A Memory of Light

Robert Jordan, Brandon Sanderson
A Memory of Light Cover

A Memory of Light


Reaching the end of a good novel is not unlike leaving the dark of a movie theater for the light of day. Coming back into the real world can be a bit of a jolt. The jolt at the end of A Memory of Light for me came after a marathon reading session where I plowed through the end of the epic, watched heroes and villains alike die, and a final denouement. Twenty years after I first opened The Eye of the World and met Rand, Mat, and Perrin, I found myself closing A Memory of Light in a daze.

I started the fourteen volume series with The Eye of the World: Book One of 'The Wheel of Time' at 15 when Greg Stephenson, a friend with a penchant for finding the "next big thing," recommended and loaned a copy to me. It didn't take me long to fall into the story. It was a world alive and vibrant, a tale about boys not much older than myself, suddenly swept up on a dangerous adventure to save the world, travelling to lands exotic and distant, fighting foes they knew only from legend. What boy wouldn't love that? They were on a hero's quest, and I loved every page of it.
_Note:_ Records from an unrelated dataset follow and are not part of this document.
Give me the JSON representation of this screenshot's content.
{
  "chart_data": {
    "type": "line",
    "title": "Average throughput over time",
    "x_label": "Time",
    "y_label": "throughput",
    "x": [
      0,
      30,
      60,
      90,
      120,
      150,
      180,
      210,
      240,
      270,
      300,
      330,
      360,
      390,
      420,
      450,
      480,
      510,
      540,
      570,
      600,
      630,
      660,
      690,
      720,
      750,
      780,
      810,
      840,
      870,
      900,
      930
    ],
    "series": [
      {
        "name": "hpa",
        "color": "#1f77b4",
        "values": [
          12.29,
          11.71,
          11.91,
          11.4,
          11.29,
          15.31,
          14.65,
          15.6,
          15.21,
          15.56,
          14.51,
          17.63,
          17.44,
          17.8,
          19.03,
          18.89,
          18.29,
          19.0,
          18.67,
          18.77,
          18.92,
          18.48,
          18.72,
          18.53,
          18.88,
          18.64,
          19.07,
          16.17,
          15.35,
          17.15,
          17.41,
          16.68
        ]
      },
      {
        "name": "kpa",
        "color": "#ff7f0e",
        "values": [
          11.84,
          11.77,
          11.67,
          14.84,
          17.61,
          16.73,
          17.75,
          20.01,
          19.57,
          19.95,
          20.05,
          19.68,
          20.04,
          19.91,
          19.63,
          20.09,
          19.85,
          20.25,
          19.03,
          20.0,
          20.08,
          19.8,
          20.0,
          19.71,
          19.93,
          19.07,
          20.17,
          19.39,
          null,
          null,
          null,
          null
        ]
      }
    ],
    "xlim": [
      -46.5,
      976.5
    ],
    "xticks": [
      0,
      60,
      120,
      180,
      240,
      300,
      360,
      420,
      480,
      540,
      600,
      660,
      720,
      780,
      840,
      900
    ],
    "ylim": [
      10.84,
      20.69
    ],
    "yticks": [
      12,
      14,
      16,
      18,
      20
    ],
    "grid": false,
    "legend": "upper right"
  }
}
As the years passed and the series grew, so did the number of characters, plot lines, and intricacy. There have been high and low points, but with A Memory of Light Brandon Sanderson has with a careful and deft hand closed the tale in the world that Robert Jordan created with a novel that is both satisfying and bittersweet. Satisfying because the A Memory of Light really is, for me, one of the more enjoyable of the series. Bittersweet because with its close I must say goodbye to so many characters that I have watched grow and change.
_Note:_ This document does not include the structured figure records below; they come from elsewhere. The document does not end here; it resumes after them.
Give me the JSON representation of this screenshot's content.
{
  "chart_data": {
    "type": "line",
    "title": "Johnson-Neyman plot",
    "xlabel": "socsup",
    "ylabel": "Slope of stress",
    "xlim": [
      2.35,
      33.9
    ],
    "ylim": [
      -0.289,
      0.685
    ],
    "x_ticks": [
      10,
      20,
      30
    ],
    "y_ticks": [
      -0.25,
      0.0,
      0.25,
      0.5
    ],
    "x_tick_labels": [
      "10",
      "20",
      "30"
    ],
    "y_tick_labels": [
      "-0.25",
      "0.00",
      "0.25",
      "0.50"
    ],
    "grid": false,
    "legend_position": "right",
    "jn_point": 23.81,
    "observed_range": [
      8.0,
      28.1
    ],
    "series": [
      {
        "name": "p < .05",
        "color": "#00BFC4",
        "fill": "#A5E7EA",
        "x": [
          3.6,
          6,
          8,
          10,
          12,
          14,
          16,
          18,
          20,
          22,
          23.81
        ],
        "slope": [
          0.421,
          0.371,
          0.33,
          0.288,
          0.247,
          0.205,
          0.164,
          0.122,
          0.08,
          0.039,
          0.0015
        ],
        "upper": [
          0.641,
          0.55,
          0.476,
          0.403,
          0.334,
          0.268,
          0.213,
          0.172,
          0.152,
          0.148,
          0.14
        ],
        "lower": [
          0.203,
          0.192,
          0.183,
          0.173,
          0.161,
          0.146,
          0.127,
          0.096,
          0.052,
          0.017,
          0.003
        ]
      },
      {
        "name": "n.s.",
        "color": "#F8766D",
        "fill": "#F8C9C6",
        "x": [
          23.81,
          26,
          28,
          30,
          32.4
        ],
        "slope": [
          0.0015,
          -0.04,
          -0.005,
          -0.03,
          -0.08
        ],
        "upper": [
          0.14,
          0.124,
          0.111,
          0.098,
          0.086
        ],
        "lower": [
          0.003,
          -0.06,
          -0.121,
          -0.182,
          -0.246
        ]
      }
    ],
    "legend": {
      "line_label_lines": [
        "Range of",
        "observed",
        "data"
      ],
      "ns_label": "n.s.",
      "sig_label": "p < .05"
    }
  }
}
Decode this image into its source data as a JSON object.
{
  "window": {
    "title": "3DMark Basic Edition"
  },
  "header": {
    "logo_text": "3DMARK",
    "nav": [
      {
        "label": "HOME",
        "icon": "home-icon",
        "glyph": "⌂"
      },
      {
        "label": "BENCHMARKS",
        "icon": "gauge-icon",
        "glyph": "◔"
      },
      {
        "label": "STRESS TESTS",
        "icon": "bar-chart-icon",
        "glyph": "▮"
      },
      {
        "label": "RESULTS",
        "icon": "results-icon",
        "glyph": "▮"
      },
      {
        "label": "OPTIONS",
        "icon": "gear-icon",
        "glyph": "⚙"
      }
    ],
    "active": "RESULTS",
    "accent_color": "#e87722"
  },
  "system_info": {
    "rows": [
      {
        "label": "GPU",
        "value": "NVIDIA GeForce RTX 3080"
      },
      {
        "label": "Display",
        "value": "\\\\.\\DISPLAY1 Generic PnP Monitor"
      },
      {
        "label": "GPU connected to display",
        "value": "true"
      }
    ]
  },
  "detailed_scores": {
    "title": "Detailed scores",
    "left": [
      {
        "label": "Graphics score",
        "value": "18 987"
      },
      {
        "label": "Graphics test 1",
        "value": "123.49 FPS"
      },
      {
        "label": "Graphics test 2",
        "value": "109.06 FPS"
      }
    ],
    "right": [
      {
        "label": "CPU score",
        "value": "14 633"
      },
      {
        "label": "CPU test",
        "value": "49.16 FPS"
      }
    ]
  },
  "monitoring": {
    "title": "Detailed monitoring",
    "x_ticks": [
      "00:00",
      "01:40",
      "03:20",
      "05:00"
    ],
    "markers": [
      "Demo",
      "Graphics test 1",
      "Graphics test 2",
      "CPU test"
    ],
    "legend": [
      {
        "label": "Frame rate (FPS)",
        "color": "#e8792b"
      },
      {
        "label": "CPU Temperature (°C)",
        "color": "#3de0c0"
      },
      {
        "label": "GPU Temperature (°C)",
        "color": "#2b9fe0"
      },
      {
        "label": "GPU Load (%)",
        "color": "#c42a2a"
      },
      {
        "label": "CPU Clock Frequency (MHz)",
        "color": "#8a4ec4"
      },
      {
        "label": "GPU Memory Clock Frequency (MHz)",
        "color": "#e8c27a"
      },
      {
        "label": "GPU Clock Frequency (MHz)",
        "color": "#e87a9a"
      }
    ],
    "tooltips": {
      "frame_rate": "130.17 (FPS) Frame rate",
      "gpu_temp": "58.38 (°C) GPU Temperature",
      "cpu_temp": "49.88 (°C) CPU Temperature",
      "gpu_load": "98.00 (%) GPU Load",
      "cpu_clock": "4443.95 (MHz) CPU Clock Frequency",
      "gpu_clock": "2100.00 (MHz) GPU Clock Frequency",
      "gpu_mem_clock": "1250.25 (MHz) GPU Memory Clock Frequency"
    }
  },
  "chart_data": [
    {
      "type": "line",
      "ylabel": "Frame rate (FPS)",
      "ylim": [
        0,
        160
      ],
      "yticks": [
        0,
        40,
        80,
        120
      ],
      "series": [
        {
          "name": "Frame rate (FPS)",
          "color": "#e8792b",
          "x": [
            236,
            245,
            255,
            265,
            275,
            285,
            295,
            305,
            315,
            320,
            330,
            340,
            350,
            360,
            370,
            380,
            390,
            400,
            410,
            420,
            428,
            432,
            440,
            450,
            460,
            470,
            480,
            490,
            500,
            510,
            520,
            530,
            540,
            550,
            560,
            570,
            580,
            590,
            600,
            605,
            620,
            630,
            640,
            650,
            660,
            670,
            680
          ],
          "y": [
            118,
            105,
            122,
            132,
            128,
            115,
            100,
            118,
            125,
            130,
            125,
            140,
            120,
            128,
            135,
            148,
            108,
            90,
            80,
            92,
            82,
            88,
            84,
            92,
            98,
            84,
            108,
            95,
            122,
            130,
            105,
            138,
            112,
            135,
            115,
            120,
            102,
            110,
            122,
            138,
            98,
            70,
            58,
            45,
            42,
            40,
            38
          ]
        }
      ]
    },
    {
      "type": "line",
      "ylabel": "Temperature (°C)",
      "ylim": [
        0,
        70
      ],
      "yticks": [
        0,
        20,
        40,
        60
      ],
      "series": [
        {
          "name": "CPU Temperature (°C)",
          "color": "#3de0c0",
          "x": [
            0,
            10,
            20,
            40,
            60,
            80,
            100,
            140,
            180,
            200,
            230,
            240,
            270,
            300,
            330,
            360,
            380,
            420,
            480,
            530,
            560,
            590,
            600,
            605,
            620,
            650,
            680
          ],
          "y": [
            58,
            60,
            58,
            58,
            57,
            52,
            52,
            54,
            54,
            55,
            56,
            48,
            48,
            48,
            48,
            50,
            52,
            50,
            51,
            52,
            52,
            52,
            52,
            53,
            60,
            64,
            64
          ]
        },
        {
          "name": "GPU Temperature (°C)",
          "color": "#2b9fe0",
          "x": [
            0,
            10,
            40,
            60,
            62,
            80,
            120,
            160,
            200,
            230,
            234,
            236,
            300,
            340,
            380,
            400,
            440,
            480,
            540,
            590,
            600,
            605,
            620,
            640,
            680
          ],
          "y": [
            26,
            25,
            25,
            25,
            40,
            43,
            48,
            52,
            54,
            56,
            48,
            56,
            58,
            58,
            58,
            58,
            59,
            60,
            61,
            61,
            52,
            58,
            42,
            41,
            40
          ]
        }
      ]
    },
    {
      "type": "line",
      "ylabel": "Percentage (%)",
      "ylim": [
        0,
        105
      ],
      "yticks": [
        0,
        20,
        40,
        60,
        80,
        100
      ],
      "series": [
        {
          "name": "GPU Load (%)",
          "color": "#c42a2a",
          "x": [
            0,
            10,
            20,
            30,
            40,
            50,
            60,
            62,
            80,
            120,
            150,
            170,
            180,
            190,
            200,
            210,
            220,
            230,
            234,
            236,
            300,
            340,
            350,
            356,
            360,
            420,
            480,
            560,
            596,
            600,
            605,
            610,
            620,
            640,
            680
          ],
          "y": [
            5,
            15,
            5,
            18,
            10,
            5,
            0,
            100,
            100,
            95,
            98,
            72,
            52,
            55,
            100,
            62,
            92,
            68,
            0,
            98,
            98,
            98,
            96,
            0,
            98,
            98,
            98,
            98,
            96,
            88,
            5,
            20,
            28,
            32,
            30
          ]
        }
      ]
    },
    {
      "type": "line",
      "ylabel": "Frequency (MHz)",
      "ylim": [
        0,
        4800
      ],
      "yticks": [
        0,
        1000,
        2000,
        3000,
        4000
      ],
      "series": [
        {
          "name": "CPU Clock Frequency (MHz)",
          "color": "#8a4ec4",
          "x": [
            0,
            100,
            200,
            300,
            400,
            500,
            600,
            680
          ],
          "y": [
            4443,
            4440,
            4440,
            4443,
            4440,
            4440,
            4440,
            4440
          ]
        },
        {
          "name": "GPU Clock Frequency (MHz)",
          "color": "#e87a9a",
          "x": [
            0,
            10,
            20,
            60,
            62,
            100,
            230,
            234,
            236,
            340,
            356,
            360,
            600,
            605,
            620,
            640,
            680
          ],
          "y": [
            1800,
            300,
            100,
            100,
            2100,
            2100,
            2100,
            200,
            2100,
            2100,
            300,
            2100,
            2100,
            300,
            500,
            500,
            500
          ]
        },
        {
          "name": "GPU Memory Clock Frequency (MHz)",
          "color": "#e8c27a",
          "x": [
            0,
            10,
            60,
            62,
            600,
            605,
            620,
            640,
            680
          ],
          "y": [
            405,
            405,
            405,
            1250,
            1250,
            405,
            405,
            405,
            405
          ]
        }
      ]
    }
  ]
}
But perhaps I wax too eulogistic. With so many story lines integrating, the action is busy, but the pace is exciting and moves with alacrity. Sanderson is at his best, painting a scene with the colors that Jordan has left for him that is vivid and gripping.

I don't want to spoil the story, but I will admit that there were moments where characters died so suddenly and unexpectedly that I was left flipping pages to make sure I hadn't been mistaken. Others survived that I had not expected, and yet others made choices that were both surprising and foreshadowed.
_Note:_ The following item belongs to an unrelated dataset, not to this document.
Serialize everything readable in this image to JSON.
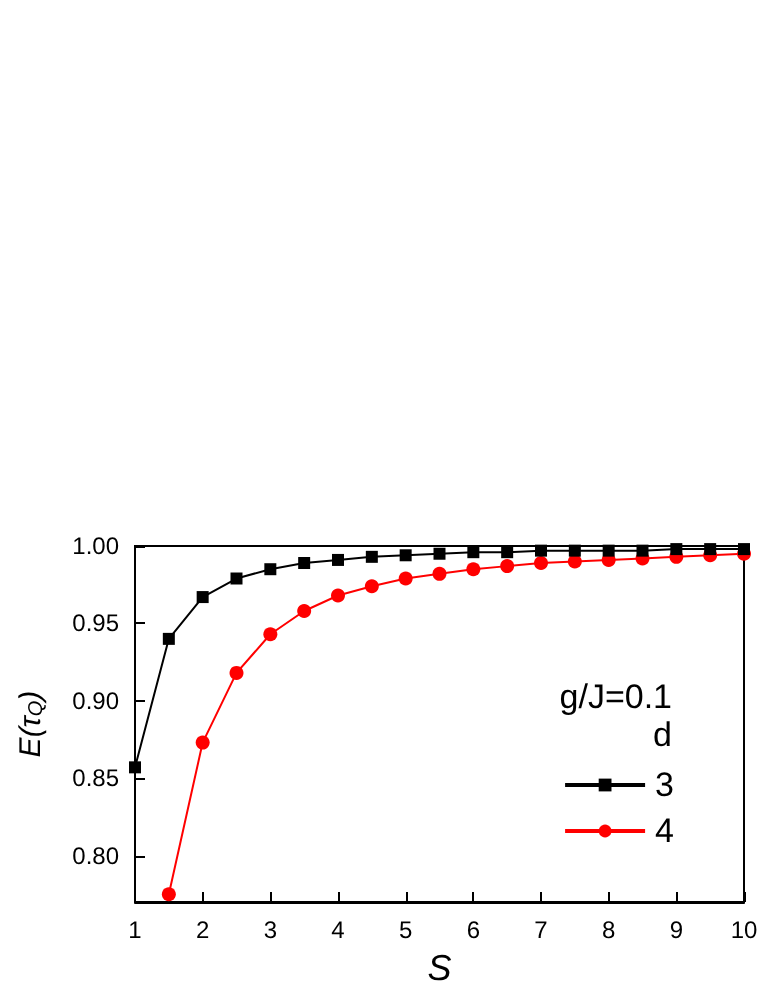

If you've not read the previous novels in The Wheel of Time, now is a great time to start. The ride is satisfying, even if the commitment does at times seem daunting. Robert Jordan died before finishing the series, leaving a legacy unfinished and a large reader base with an unfinished story. Brandon Sanderson has crafted a wonderful and fulfilling conclusion to the series that Jordan created, and millions of fans will be ever grateful. The fantasy genre is often dismissed as lesser fiction, but Jordan's novels regularly made the New York Times bestseller lists due to its broad and mass appeal.

It's a tribute to Sanderson that he was able to, using only the notes left by Jordan, finish The Wheel of Time with three novels each a hefty door-stopper with dozens and dozens of characters and plot lines to be tied together. Sanderson has proven himself a writer of the first class, and I look forward to seeing more from him in coming years. I've met Brandon twice, once at the release of his own The Way of Kings (The Stormlight Archive) and more recently this last weekend at a signing of A Memory of Light at Weller Book Works in Salt Lake City. I arrived late, and by the time the line wound down, it was late. Sanderson remained genial, friendly, and accommodating. For a guy who just successfully finished one of the most anticipated novels in fantasy since George R.R. Martin's A Dance with Dragons (if not more so).